I noticed, though, that there’s now a very tall fence surrounding the Salamander Lot. We wouldn’t have been able to get into it with that thing there—not at our ages as salamander hunters. But then I don’t think there are very many kids in the vicinity of the lot today who would be interested in salamander hunting, unless of course it was a game on their computers.

The question that I have long wondered is this: Do the salamanders still exist in that snippet of earth in Riverdale? Theoretically, there’s no reason why they shouldn’t still be there. I don’t think our hunting them down for pets was sufficient to do them in as a species in this neck of the woods. But why am I confident if I lifted up rocks in that very same piece of property, there would be no salamanders to be found. Like so many things, they existed in simpler times in the Bronx, I suspect, and opted to get out while the going was good.

The Case of the Missing Mud Whopper

(Originally published on 6/26/14)

While walking the streets of the Bronx’s Kingsbridge last Saturday—the summer solstice—something monumental jumped out at me. Something, that is, which isn’t around anymore. For many years now, I’ve noticed the precipitous decline of honeybees. When I was a boy, they were everywhere from front-stoop flowerpots to grassy stretches in the neighborhood's parks. Not so anymore, and the same could be said for bumblebees and other species of bees and wasps. There are obviously some around, but the buzz is not nearly as loud as in the not-too-distant past.

There was this peculiar-looking wasp—metallic blue in color—that always seemed to frequent a certain kind of weed in the bygone days of my youth. Their sharp blue color and fluid wing motion were very noticeable in the thickets of their favorite hunting grounds. Being wasps and all, they simultaneously frightened and intrigued me. I didn't want to be set upon by one, let's put it that way. They were definitely more interesting insects than their meaner-looking brown cousins, who always seemed to be on the warpath. Individuals who even mildly disturbed their routine were fair game. My friends and I called the blue wasps “Mud Whoppers.” Something, though, told me that in our youthful exuberance, we had, quite possibly, transposed a scientific name—or that we had given the insect a unique moniker made completely out of whole cloth. Kids can be creative in that way. But now—courtesy of the Internet—I found the answer to this nagging riddle when I Googled “blue wasps” and stumbled upon images of the “Mud Whoppers” from my past. They were not, in fact, called “Mud Whoppers” but instead “Mud Daubers”—close enough. And that explains a lot.
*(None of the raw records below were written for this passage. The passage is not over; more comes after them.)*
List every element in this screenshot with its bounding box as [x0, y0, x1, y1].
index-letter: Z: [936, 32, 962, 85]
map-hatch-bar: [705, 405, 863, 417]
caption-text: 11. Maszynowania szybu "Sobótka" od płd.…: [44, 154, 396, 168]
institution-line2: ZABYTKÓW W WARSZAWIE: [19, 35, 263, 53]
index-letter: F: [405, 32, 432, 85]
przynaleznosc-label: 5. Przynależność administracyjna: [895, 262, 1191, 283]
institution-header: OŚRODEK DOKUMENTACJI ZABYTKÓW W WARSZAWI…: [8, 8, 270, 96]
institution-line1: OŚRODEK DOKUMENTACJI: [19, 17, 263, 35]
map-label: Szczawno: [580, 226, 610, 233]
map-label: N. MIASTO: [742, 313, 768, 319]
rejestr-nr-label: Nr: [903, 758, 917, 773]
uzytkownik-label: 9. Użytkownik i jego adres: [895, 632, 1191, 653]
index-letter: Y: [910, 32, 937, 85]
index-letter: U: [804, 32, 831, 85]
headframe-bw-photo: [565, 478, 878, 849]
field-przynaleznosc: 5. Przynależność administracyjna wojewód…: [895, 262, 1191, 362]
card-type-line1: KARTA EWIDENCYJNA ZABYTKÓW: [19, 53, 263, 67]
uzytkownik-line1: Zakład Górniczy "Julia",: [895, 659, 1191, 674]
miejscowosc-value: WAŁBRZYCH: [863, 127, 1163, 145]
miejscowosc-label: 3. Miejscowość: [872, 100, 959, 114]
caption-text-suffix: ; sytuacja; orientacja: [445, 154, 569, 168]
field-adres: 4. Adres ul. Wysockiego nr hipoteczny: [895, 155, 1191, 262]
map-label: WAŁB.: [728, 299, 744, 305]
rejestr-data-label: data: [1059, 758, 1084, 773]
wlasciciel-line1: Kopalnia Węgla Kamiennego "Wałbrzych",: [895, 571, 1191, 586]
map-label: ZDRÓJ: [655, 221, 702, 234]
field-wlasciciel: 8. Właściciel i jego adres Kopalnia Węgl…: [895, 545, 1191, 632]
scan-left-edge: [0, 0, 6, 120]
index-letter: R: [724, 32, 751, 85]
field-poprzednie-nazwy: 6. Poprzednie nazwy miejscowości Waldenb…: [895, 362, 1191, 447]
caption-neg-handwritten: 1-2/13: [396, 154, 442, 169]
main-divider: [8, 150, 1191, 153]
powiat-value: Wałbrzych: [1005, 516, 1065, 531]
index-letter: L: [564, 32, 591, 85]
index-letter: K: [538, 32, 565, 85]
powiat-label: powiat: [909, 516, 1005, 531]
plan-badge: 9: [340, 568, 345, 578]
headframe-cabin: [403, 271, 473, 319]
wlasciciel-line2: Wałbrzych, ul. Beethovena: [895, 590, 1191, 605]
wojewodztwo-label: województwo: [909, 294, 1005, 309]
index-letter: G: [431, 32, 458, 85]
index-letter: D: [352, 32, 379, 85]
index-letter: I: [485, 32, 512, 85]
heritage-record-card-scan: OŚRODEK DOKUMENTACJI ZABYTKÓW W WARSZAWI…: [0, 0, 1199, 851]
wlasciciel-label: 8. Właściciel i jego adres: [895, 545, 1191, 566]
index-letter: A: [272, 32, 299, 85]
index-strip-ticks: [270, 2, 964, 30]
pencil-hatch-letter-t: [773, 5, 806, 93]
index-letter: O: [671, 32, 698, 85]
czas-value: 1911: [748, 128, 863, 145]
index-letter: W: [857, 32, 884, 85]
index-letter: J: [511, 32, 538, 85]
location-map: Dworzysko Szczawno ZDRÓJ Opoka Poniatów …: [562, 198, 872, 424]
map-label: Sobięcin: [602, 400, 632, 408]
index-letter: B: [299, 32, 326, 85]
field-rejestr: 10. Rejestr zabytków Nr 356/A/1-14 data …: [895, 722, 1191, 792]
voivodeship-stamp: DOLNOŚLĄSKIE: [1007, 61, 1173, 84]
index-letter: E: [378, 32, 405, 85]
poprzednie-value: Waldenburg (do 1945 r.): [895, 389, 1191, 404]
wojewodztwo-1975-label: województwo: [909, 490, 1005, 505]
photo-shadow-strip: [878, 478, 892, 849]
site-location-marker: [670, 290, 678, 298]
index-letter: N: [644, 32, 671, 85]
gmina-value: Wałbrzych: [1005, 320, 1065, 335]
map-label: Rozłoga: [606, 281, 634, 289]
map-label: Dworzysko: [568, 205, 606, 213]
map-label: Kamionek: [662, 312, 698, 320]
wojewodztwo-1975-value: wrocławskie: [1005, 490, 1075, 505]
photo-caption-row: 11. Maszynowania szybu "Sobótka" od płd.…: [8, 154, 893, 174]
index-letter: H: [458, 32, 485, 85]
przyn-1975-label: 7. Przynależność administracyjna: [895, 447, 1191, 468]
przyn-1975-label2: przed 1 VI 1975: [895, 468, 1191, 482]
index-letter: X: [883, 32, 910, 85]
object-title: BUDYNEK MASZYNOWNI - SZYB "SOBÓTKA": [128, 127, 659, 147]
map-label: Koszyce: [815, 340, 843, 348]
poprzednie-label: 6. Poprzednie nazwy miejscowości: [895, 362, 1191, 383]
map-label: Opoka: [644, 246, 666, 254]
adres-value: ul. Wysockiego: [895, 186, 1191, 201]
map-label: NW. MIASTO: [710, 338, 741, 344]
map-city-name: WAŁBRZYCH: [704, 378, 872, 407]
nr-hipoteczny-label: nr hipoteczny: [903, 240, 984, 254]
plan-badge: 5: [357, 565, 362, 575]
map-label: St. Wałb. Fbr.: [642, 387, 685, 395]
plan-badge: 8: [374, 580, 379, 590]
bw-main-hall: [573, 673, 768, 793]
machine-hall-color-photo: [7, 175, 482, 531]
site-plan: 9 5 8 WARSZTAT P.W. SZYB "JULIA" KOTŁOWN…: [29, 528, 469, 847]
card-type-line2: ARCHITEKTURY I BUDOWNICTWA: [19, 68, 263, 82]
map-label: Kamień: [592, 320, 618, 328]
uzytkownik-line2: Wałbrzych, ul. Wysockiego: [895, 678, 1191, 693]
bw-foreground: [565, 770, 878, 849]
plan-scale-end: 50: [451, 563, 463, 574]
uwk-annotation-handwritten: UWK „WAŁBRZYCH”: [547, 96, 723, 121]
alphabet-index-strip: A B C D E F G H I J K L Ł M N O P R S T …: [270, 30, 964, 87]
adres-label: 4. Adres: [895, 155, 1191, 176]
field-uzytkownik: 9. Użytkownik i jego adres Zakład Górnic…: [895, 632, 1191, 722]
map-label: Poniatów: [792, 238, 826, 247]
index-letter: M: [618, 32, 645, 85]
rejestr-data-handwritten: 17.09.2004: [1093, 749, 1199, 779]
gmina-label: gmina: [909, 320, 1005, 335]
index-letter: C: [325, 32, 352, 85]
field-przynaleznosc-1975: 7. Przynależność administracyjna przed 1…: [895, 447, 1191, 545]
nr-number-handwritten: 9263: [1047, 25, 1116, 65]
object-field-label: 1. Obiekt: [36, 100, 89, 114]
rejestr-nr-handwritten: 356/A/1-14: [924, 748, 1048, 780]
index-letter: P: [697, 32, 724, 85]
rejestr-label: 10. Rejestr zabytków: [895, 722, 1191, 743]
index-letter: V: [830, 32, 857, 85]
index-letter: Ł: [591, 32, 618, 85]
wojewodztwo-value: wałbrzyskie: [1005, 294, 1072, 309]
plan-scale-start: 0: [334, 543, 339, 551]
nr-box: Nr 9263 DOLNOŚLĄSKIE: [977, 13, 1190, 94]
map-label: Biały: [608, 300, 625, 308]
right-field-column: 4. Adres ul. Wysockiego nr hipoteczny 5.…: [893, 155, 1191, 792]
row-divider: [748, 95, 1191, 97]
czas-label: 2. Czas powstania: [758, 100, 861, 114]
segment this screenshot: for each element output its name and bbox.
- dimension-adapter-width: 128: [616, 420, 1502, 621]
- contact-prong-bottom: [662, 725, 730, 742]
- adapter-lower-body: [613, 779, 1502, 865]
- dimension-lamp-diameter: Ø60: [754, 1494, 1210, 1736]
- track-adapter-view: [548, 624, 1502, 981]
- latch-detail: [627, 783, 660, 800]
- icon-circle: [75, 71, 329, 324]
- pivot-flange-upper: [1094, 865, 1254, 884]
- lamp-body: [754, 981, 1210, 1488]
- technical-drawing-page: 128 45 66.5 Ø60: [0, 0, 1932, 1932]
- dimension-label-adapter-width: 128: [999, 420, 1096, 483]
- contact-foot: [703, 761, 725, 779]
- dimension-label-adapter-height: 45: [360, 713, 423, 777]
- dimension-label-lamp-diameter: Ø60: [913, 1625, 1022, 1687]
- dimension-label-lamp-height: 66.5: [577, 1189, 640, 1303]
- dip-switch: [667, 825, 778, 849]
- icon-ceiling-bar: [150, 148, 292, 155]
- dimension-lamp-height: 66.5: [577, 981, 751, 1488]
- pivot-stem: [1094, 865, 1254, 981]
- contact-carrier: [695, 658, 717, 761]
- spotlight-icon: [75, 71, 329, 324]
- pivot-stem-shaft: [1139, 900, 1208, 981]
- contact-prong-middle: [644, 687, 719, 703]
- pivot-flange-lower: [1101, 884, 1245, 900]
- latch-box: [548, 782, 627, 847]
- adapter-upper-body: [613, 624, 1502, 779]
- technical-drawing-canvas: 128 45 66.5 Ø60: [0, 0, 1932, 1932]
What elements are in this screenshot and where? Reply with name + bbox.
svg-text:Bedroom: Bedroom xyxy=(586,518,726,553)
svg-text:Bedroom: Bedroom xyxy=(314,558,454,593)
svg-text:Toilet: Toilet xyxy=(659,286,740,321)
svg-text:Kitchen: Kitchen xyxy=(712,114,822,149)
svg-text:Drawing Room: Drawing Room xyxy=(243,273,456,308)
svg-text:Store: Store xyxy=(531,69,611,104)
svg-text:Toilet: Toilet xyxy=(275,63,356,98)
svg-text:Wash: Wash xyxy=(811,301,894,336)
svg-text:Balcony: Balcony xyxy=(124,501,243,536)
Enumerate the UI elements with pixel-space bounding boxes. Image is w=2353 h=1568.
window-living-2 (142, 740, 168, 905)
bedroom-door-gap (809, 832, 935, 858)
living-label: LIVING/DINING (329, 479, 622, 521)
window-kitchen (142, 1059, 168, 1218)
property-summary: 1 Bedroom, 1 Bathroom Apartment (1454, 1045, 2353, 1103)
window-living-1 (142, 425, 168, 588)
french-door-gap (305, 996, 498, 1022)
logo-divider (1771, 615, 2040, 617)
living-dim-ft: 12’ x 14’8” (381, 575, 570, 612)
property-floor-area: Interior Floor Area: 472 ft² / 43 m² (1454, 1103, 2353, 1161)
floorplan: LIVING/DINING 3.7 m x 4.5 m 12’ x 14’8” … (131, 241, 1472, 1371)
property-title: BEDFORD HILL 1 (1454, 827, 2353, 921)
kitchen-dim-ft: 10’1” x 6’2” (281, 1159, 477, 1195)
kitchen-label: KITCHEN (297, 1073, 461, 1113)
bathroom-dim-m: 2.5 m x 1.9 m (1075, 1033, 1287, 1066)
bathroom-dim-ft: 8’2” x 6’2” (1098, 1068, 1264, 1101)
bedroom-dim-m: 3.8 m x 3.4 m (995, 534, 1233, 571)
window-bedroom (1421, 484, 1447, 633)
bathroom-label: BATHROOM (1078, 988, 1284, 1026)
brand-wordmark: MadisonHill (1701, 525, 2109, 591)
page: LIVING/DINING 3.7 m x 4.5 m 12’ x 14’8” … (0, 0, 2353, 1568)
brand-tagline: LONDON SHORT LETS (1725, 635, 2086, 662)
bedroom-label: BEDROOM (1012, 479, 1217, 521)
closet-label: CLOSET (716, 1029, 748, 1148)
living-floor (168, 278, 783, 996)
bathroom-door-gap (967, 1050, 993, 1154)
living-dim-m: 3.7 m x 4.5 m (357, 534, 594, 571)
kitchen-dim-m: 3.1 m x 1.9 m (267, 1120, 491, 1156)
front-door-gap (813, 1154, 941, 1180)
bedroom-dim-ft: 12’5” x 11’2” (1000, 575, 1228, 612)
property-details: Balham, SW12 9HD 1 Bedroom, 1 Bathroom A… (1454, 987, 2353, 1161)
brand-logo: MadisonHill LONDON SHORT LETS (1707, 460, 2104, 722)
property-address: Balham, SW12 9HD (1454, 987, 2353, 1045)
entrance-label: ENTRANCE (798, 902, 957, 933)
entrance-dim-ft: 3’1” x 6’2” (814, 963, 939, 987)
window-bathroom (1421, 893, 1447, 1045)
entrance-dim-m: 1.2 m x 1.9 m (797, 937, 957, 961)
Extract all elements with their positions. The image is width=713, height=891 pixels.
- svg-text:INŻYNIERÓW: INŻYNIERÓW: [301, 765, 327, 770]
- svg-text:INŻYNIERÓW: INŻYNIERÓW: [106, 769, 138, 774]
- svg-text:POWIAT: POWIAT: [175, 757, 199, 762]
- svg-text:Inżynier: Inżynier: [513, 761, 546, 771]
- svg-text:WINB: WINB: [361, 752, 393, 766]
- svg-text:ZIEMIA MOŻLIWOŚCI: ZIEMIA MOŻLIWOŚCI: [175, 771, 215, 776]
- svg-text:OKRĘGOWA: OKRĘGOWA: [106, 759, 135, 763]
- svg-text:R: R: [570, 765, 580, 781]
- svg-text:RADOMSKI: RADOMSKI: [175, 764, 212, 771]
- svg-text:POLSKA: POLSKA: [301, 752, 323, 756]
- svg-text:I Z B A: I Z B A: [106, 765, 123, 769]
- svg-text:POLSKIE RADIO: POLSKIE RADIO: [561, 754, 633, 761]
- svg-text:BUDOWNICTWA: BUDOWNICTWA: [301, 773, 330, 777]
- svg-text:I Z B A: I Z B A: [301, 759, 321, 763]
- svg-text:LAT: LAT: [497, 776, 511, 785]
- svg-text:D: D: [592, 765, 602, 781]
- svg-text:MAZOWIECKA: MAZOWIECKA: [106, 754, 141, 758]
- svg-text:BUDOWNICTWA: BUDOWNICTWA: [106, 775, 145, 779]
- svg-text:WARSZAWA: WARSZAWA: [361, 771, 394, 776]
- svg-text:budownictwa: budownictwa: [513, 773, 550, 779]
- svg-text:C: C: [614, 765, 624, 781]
There were bees and wasps aplenty in my youth. Everybody got stung at one time or another. Small, bright yellow-and-black striped bees were sure to be in the vicinity of discarded soda cans in trash receptacles. I don’t see their kind anymore, either. More buildings and fewer empty spaces have no doubt been contributing factors to their demise around here. But when the wide-open spaces in the area’s parks aren’t teeming with bees and insects like in the past, it certainly gives one pause.